One example is the company’s direct store delivery (DSD) model. At first, this model seems inefficient, but in reality, it reinforces Goya’s commitment and close relationship to its retailers and customers. Many of Goya’s retail outlets are small markets in neighborhoods with a predominantly Hispanic population. Sales staff visit each outlet to stock and reorder the precise mix of product for every market, which can vary significantly from one city block to the next. The approach has nurtured brand loyalty for Goya both from retailers and customers who are looking for a ‘taste of home.’

The direct store delivery model coupled with Goya’s ongoing growth eventually prompted the company to reevaluate its technology requirements, mentioned vice president Peter Unanue during an interview with Food Logistics.

After an extensive vetting process, Goya chose Manhattan Associates’ warehouse management system (WMS) and transportation, planning and execution (TP&E) solutions to assist in managing its business, including the forecasting and replenishment functions, said Unanue.

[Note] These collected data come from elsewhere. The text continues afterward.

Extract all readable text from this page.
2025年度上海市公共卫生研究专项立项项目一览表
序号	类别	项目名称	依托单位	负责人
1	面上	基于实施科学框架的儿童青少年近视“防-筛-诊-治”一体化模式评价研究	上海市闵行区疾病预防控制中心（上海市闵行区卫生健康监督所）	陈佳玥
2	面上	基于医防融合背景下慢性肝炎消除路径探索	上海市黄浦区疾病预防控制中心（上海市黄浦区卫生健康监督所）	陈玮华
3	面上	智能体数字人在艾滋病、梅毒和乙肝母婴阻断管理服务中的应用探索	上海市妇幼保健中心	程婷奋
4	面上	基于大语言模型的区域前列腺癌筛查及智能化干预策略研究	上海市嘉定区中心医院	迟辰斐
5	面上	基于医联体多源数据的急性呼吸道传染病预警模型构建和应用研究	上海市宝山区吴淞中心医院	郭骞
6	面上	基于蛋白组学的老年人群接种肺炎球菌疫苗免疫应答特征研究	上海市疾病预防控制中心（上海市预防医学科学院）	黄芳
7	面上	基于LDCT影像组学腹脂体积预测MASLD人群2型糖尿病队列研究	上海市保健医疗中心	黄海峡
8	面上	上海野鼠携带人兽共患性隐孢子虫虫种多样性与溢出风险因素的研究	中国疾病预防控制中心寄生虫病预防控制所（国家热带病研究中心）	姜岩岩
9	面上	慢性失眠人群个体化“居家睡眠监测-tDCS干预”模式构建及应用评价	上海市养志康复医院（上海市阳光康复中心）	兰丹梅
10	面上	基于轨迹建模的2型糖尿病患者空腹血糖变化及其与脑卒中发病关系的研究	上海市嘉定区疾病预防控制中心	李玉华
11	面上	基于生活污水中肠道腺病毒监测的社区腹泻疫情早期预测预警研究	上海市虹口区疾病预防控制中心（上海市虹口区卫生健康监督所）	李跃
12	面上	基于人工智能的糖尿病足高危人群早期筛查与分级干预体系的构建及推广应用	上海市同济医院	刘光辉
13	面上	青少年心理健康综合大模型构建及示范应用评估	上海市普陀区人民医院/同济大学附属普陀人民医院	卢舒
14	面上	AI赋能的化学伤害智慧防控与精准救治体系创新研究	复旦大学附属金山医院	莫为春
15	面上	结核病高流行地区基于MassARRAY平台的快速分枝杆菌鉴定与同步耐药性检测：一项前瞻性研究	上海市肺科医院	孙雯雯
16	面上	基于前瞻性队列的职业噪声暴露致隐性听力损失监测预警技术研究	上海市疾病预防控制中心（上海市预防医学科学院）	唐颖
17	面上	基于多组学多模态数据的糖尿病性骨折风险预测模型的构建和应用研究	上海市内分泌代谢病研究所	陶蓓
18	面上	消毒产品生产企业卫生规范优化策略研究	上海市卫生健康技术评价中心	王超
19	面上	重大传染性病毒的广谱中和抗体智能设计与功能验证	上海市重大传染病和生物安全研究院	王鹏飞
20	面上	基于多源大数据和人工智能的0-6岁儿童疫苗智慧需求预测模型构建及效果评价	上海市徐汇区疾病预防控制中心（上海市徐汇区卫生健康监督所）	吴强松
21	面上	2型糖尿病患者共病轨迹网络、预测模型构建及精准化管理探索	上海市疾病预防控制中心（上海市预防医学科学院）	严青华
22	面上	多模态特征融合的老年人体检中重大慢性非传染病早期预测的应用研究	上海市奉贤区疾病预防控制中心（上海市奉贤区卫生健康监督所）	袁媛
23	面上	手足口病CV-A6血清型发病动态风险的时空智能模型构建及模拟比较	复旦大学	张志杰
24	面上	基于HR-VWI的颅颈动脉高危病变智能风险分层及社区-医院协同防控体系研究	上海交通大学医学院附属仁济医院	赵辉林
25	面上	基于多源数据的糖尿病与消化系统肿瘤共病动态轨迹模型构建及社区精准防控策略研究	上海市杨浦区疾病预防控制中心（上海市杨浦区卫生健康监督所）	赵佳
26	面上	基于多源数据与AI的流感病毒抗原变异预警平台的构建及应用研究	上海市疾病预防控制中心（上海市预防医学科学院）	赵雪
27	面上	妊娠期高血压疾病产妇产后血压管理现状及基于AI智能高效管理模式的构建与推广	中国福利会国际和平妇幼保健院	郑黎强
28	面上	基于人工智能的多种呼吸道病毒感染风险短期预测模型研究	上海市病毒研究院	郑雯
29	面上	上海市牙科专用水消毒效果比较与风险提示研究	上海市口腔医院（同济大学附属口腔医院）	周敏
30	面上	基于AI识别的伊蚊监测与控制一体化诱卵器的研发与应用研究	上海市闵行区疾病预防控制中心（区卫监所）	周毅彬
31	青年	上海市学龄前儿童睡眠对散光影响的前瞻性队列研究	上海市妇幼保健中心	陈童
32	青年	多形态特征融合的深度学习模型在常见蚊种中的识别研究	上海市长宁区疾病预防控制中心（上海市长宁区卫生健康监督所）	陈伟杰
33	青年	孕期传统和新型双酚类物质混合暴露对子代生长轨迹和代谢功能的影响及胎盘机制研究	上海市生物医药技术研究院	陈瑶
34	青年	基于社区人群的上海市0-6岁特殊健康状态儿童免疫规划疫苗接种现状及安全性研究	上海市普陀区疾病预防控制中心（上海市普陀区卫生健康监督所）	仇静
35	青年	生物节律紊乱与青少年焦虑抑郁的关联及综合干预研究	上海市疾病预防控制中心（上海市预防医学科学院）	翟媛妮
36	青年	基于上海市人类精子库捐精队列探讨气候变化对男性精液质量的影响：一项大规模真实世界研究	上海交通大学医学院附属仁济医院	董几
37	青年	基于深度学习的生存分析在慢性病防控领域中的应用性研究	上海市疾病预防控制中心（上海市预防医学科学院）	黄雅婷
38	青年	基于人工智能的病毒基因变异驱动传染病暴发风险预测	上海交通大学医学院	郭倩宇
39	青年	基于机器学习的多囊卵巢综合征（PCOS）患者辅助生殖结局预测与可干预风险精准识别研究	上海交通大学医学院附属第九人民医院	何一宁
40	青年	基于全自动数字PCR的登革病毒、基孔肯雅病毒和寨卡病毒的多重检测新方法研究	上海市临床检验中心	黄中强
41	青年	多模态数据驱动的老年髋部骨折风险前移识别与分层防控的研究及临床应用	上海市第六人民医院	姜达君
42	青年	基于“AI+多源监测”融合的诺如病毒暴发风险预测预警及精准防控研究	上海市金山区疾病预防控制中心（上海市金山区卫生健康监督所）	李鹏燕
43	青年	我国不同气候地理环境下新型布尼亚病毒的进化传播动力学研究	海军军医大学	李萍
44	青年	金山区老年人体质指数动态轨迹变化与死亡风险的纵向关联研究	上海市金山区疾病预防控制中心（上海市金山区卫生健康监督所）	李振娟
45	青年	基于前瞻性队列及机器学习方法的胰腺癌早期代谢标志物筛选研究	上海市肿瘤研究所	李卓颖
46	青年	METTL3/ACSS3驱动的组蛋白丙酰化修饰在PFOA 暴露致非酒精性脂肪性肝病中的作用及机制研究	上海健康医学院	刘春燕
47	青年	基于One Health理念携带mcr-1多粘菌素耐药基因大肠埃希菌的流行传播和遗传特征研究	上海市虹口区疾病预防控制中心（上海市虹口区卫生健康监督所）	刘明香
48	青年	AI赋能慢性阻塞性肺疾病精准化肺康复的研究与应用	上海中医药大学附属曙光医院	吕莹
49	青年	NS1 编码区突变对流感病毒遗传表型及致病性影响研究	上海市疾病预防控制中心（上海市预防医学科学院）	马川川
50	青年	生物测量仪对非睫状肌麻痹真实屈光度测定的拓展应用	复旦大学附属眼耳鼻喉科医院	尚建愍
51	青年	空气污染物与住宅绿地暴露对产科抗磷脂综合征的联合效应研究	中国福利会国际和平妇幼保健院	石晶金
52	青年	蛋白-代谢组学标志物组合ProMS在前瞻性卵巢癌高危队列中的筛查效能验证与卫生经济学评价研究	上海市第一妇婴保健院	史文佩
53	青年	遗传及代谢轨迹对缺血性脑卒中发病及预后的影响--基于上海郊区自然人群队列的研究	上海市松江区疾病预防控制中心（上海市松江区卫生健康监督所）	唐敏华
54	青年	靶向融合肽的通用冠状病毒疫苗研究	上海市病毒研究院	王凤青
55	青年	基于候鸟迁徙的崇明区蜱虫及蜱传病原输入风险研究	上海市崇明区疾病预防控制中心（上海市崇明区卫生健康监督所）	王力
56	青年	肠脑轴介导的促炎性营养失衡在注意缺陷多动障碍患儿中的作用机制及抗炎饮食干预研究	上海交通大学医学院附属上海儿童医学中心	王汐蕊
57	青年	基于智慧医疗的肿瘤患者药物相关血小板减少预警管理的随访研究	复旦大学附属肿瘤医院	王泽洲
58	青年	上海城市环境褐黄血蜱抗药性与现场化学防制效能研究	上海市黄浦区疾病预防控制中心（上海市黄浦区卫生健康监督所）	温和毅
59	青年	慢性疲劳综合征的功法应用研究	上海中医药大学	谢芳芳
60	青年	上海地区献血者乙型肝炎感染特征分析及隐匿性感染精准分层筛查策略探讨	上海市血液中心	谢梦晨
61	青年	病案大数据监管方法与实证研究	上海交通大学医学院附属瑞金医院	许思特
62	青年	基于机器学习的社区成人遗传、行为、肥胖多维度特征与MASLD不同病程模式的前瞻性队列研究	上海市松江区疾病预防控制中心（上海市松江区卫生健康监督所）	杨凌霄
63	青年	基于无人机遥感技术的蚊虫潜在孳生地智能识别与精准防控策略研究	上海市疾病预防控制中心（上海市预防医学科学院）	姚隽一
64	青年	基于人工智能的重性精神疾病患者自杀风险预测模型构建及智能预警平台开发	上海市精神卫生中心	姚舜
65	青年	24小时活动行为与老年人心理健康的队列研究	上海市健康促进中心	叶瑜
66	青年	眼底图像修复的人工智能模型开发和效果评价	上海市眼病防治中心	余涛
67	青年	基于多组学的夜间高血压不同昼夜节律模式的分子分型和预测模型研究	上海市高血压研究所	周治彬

As of September, Goya had implemented Manhattan Associates’ solutions at five out its 11 distribution centers across the U.S., he added, with the rollout ongoing.

Meanwhile, the new technology tools also allow Goya to better support its direct store delivery model.

“When our sales staff is in the retail outlet, he can take the order and transmit it to the system, where we check for credit and inventory availability,” says Unanue. “That same day or evening, we’ll start picking the order, loading the truck, and it’s delivered the following morning.”

Goya also does its transportation bidding more frequently now using the TP&E solution, which has saved the company a “substantial amount of money because we’re now able to lock-in rates,” says Unanue.

Inventory management has also become easier with the WMS. “We used to do an inventory once or twice a year, and it was painful,” Unanue admits. “But now, we can do cycle counting every day.”

Furthermore, the software and technology is key to facilitating Goya’s plans to include perishable goods, like cheeses, to its product line, says Unanue.

“In the last year or so, we’ve been adding products that have a shorter shelf life and we’re looking to continue that because we see advantages there,” he says.

Looking ahead, Unanue expects Goya’s software and technology strategy to incorporate more sales tools and reporting analytics.

The personal interactions between Goya’s sales staff and market owners yields tremendous “human intelligence” that is valuable to the company. “And, we definitely need to utilize that more,” he concludes.